日本サッカー協会がやっている企画で(スローガン“夢があるから強くなる”)、夢先生は、自分の経験を語る。失敗することもあるけれどそれをどういうふうにまた気持ちを上げていけるかという話をするんですけど。この前、石巻の小学校に行きました。

──(車椅子で行きやすい)1階の教室を用意してくれたのを、上原さんが3階を指定して、4人いれば車椅子を上げてもらえると言ったら、ほぼ全員の30人の生徒がいたという、いいお話ですね。

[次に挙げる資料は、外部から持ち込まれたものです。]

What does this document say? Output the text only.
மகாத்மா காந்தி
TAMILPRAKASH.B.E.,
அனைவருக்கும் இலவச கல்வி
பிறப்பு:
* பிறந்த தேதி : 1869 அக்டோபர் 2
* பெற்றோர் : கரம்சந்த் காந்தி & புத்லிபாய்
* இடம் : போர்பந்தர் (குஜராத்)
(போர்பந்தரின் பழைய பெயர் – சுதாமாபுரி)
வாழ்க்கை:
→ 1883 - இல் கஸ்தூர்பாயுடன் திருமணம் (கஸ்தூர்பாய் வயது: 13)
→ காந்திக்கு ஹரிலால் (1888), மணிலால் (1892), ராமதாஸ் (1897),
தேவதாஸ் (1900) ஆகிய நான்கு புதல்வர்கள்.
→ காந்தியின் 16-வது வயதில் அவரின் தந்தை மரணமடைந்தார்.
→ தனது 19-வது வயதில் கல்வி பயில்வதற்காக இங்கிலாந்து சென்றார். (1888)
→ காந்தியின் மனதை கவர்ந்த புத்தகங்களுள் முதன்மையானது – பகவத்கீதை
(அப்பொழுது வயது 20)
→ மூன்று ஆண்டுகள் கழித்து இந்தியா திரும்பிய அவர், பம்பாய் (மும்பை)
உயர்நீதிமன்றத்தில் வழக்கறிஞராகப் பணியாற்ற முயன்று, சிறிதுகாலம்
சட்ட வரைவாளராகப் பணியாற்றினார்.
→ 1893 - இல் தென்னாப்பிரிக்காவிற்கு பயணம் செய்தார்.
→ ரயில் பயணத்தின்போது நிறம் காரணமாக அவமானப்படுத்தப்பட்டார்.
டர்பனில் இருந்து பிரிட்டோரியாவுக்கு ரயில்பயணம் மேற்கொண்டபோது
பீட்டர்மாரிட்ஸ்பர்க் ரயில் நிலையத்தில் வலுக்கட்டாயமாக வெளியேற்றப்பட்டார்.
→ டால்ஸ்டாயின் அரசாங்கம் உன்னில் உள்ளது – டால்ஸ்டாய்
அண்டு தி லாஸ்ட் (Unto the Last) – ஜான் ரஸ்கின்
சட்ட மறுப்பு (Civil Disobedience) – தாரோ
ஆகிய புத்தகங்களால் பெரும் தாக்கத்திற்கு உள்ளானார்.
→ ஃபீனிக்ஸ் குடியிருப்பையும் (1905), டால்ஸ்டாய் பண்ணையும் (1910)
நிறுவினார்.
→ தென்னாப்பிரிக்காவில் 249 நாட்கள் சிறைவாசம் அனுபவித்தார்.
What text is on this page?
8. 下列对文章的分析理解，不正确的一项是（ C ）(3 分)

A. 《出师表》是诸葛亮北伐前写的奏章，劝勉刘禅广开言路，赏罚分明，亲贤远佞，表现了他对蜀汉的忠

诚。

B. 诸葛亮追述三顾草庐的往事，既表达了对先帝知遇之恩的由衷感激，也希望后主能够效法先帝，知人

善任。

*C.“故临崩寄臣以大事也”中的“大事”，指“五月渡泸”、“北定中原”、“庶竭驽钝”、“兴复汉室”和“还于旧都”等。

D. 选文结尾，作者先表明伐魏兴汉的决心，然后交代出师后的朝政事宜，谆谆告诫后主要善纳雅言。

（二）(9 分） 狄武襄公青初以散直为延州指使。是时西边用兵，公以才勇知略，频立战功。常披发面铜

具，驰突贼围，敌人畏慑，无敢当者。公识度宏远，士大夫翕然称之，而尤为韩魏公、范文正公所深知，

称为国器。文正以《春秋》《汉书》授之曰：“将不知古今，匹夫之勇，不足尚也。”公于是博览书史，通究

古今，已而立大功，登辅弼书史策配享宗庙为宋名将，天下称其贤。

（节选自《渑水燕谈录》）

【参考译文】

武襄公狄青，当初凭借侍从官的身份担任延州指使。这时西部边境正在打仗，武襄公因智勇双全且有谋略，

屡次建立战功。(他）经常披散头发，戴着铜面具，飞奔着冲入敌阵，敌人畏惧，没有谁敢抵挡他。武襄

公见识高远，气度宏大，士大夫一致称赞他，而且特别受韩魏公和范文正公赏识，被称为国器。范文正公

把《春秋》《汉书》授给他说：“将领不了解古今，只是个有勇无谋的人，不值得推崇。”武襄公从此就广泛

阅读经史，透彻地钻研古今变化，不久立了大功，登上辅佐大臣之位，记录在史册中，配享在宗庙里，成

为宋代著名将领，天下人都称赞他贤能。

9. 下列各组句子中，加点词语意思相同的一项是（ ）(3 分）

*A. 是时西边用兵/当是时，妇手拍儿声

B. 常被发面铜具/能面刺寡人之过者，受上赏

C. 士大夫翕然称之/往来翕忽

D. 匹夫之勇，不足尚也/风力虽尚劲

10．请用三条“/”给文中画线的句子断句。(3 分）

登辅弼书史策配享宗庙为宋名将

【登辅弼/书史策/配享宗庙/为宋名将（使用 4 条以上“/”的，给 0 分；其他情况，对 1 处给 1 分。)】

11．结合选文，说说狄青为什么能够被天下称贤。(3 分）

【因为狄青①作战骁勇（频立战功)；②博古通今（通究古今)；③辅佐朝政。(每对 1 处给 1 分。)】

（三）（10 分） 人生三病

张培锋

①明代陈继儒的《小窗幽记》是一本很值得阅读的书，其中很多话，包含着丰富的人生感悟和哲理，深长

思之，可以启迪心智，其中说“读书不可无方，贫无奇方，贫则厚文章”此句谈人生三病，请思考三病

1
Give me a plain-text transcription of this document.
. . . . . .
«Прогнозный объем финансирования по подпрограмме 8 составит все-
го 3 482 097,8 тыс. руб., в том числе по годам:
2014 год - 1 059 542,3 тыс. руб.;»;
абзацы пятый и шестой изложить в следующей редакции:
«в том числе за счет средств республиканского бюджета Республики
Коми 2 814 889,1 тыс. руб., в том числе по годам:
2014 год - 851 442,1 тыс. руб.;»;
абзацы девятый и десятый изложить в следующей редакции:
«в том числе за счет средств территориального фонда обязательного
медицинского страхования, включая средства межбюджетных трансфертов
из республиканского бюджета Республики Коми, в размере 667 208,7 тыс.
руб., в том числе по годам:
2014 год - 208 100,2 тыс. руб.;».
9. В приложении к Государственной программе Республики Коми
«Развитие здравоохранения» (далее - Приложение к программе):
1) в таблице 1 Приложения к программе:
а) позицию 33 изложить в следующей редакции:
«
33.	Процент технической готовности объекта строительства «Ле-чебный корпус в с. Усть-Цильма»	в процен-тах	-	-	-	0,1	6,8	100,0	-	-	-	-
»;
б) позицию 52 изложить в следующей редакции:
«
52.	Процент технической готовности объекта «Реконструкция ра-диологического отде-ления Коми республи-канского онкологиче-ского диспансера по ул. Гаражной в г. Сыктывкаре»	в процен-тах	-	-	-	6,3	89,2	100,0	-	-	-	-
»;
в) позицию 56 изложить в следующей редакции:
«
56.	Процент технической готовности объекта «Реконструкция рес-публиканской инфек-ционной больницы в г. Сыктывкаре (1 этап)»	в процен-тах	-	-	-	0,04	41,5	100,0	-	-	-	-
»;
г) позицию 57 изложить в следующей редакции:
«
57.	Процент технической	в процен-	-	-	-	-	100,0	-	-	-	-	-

車椅子は(別に)持ち上げてもらって、私の脚を持ってもらったら自分の手で階段を上っていける。そういうのも見せて、こうすれば3階も行けるんだと学んでほしかったので。みんなが書いた夢がこれから届くんです。それに返事を書くんですよ。

──上原さんの夢は?

いっぱいあって(笑)。一つは、子どもたちがもっとスポーツできる環境になって、日本からパラリンピアンやメダリストが生まれること。その根底には、皆さんが当たり前にしていることを当たり前にできる社会を作ること。そのために、健常者と障害者が交わる場所をいかにたくさん作るかですね。横浜でアイススレッジホッケーのチームを作りたいんですが、リンクを借りるのがとても大変。私たちは夜中に練習しているけど、それでは子どもたちができない。土曜日の昼間とかにできたらいいですけど、普通のお客さんを入れることになってしまって。課題ばかりですね。みなさんにサポートして頂いて、一緒に盛り上げていけたらと思います。

──これからのご予定は?

新横浜でスレッジの体験会を8月に。「スポーツ車椅子ゴミ拾い」も横浜でやろうと思っています。健常者に、車椅子の乗り方と介助の仕方の講座をやって、車椅子で町中をゴミ拾いしてもらいます。スポーツですからタバコ拾ったら何ポイントとか、町中で使いづらい所のチェックをしてそれもポイント加算。自分の街を知りながら、車椅子のサポートを知りながら、街がきれいになる。

──トリプルおいしい企画ですね。

大会を開くと、その地にお金は落ちて、ゴミは拾われる( 笑)。あと、仕事ではないですけど、2020年の東京パラリンピックを目指しています。バドミントンで。

──えっ、アイススレッジホッケーでなくて?

それは夏の競技じゃないので。

──そ、そうですけど。バドミントンはもともとなさってたんですか。

高校の時やってたんです。ホッケーもバドミントンも手首を使うので、使う筋肉はほぼ同じ。体はもう出来上がって、ばっちりです。バドミントンは2020年で初めて正式種目になるから、“母国で初代チャンピオン”か(笑)。不純なんです(笑)。

──かっこいい!期待しています。